Speaker 3:romance. So this is her third book, but it's her first romance book. She's kind of genre, hopped okay yeah.
Speaker 1:I think I got the book because I went to an event at Skylight and she was there with her book. So I am nearly done with the Wedding People by Alison Espach, espach, is it Espach or Espach? I'm so sorry, I don't know. This book is like super popular and trendy right now. I feel like I see it.
Speaker 1:I was like actually really wary to read it. Um, big content warning, uh, for suicidal ideation. Um, this is literary fiction and follows the main character, whose name is phoebe, who she's had a really tough go of it. After covid, her husband left her for one of their best couple friends. Like the wife and the best couple friends, her cat dies like she can't finish writing her book.
Speaker 1:All this stuff is happening and so she decides she's given up and she is going to book a vacation to this hotel that she's always really wanted to go to and she's going to kill herself.
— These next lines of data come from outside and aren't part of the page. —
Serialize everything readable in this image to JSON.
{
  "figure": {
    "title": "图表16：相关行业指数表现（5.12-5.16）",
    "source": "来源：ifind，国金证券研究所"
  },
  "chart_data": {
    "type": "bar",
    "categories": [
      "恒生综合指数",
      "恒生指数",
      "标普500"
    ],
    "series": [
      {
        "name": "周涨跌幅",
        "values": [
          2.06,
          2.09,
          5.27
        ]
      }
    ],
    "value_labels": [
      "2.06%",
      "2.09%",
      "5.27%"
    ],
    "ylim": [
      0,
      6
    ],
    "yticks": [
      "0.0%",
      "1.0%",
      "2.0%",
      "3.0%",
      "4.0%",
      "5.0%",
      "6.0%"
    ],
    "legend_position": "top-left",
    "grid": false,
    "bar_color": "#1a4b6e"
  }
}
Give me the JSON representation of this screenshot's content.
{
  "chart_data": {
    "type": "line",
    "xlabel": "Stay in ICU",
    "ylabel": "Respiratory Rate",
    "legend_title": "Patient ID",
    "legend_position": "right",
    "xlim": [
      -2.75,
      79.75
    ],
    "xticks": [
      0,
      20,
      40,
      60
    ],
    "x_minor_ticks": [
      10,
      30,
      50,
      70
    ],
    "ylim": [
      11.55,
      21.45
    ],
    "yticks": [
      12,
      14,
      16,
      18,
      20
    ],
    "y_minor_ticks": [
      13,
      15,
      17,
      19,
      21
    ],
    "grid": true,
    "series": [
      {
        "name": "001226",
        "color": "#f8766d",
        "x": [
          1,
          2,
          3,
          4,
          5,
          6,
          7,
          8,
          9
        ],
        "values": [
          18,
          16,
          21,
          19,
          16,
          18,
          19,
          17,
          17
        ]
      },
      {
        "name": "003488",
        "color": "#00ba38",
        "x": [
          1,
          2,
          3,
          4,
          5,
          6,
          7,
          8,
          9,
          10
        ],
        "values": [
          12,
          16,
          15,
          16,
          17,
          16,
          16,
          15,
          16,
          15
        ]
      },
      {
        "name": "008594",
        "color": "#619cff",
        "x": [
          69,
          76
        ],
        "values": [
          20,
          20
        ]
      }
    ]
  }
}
And when she gets there she's the only guest of the hotel who's not a part or a guest or um, in this big, huge, like million dollar wedding, um that's happening at this hotel in, uh, rhode island and um, it follows the week that she's at that hotel, uh her relationship that she forms with the bride and the groom and the other wedding guests, what she learns from the wedding guests, while also intersplicing these like flashbacks of the things that led her to this moment, the relationship with her husband, the moments of her career, and it's really well told. I really really am enjoying it and I think I was pleasantly surprised, like I just saw that it was heavily promoted everywhere. I was like, oh, okay, I think it's like in the Jenna Bush book club, like whatever. This is not a hot take, but it's really good actually, so recommend.
Speaker 3:Love it when a well-marketed book turns out to actually be good. Yeah, I know, true, it's it's hard these days.
Speaker 2:It's hard to know what's the truth, so yeah, obviously huge content warning though for like depression so if you're not in this place.
Speaker 1:Place to read that, maybe don't. She does a. There is an attempt in the book so take care and choose wisely. Yeah, thank you this is so fun, I know.
Speaker 2:Colleen, thank you for being on the show I feel like you really added a lot of yes, I agree thank you for having me.
Speaker 3:I hope I didn't ramble too much, but I really did not really enjoy this at all not at all perfect guess.
Speaker 1:This was really fun. Okay, you guys, we'll see you in two weeks. Bye, bye.